You can see this by noticing that if one takes the limit $R_2 \to +\infty$ first, the integral diverges to $+\infty$, while if one takes the limit $R_1 \to +\infty$ first, the integral diverges to $-\infty$.

Now, recall that the existence of the mean of a p.d.f. is a necessary condition for a LLN to hold. 
This explains why a LLN is not holding here.

#### Empirical median

Another simple estimator we could have looked at is the median of the measurements, i.e.
$$
    x_{\rm median} = \text{Median}(x_1, \dots,x_n) \, .
$$
Recall that the empirical median is the element $x_i$ such that half of the other measurements are smaller then $x_i$, and half of the other measurements are bigger than $x_i$.

**2.4.4. (1pt)** Compute the empirical **median** of the dataset we used in exercise 2.2 (there is a numpy function to do that). Is it as good as the MLE? 

In [None]:
# Your code here

**Your answer here:**

To study the randomness of the empirical median estimator as a function of $n$, we need to generate many experiments at a fixed size $n$, and study the mean and standard deviation of the corresponding empirical median estimators. We did this already in 2.3.2, 2.3.3 and 2.4.2 for the MLE and for the empirical mean estimator.

**2.4.5. (1pt)** 

For ```n in ns=np.arange(10,10000,200)```:
- generate $k=50$ datasets with $\alpha_* = 20$ and $n$ measurements.
- Compute the **empirical median** estimator for each of the $k$ datasets, and store the $k$ estimators obtained in a vector.
- Compute the empirical mean and standard deviation of the $k$ **empirical median** estimators obtained.

Store all the means and standard deviations in two respective vectors. 

Then plot the means vs ns on one plot, and the standard deviations vs ns on **another** plot. 
For the mean plot, add a horizontal line at $y=\alpha_*$.
For the standard deviation plot, set the the scale of the plot to log-log. 

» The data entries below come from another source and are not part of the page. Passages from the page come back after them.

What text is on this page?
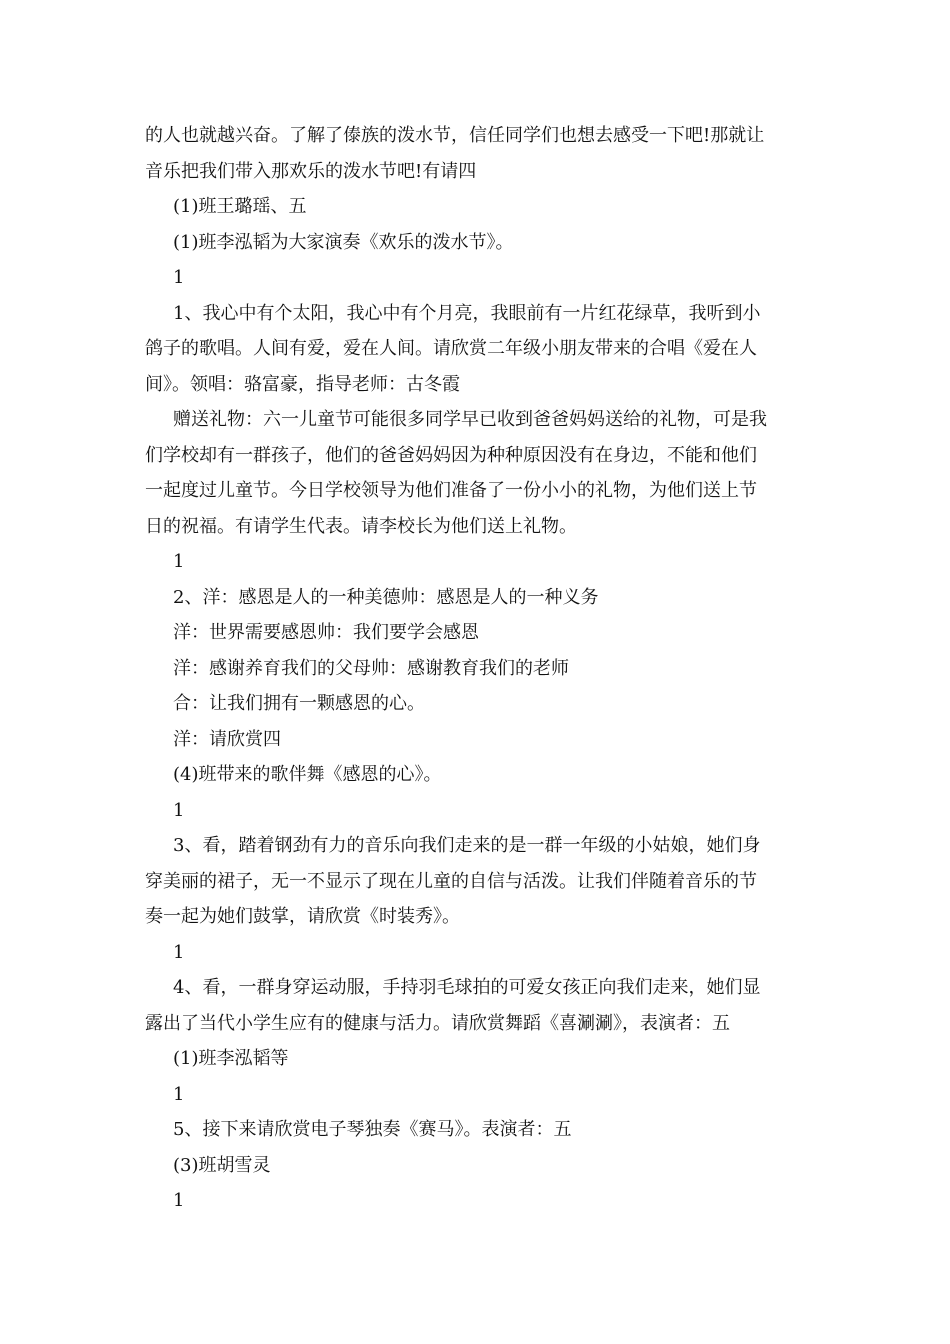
的人也就越兴奋。了解了傣族的泼水节，信任同学们也想去感受一下吧!那就让

音乐把我们带入那欢乐的泼水节吧!有请四

(1)班王璐瑶、五

(1)班李泓韬为大家演奏《欢乐的泼水节》。

1

1、我心中有个太阳，我心中有个月亮，我眼前有一片红花绿草，我听到小

鸽子的歌唱。人间有爱，爱在人间。请欣赏二年级小朋友带来的合唱《爱在人

间》。领唱：骆富豪，指导老师：古冬霞

赠送礼物：六一儿童节可能很多同学早已收到爸爸妈妈送给的礼物，可是我

们学校却有一群孩子，他们的爸爸妈妈因为种种原因没有在身边，不能和他们

一起度过儿童节。今日学校领导为他们准备了一份小小的礼物，为他们送上节

日的祝福。有请学生代表。请李校长为他们送上礼物。

1

2、洋：感恩是人的一种美德帅：感恩是人的一种义务

洋：世界需要感恩帅：我们要学会感恩

洋：感谢养育我们的父母帅：感谢教育我们的老师

合：让我们拥有一颗感恩的心。

洋：请欣赏四

(4)班带来的歌伴舞《感恩的心》。

1

3、看，踏着钢劲有力的音乐向我们走来的是一群一年级的小姑娘，她们身

穿美丽的裙子，无一不显示了现在儿童的自信与活泼。让我们伴随着音乐的节

奏一起为她们鼓掌，请欣赏《时装秀》。

1

4、看，一群身穿运动服，手持羽毛球拍的可爱女孩正向我们走来，她们显

露出了当代小学生应有的健康与活力。请欣赏舞蹈《喜涮涮》，表演者：五

(1)班李泓韬等

1

5、接下来请欣赏电子琴独奏《赛马》。表演者：五

(3)班胡雪灵

1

Hint: you can reuse code from 2.3.2, 2.3.3 and 2.4.2 with minimal modifications.

In [None]:
# Your code here

**2.4.6. (2pt)** Discuss the plots above:
1. Is the empirical median estimator converging to something? If so, to which value?
2. Is the standard deviation converging to zero? If so, can you give a qualitative estimate of the rate of decay?

**Your answer here:**

**2.4.7. (1pt)** Can you find the reason why the empirical median estimator seems to work? 

Hint: what is the median of $\rho_x$?

**Your answer here:**

**A comment:** seeing that the median works so well, you might wonder why don't we use that always instead of doing maximum likelihood estimation. The reason is that the median works here only because the median of the distribution of the measurements $\rho_x$ is specially related to $\alpha_*$, which is not at all always the case! So the median works nicely only in a limited amount of cases, while MLE will always work.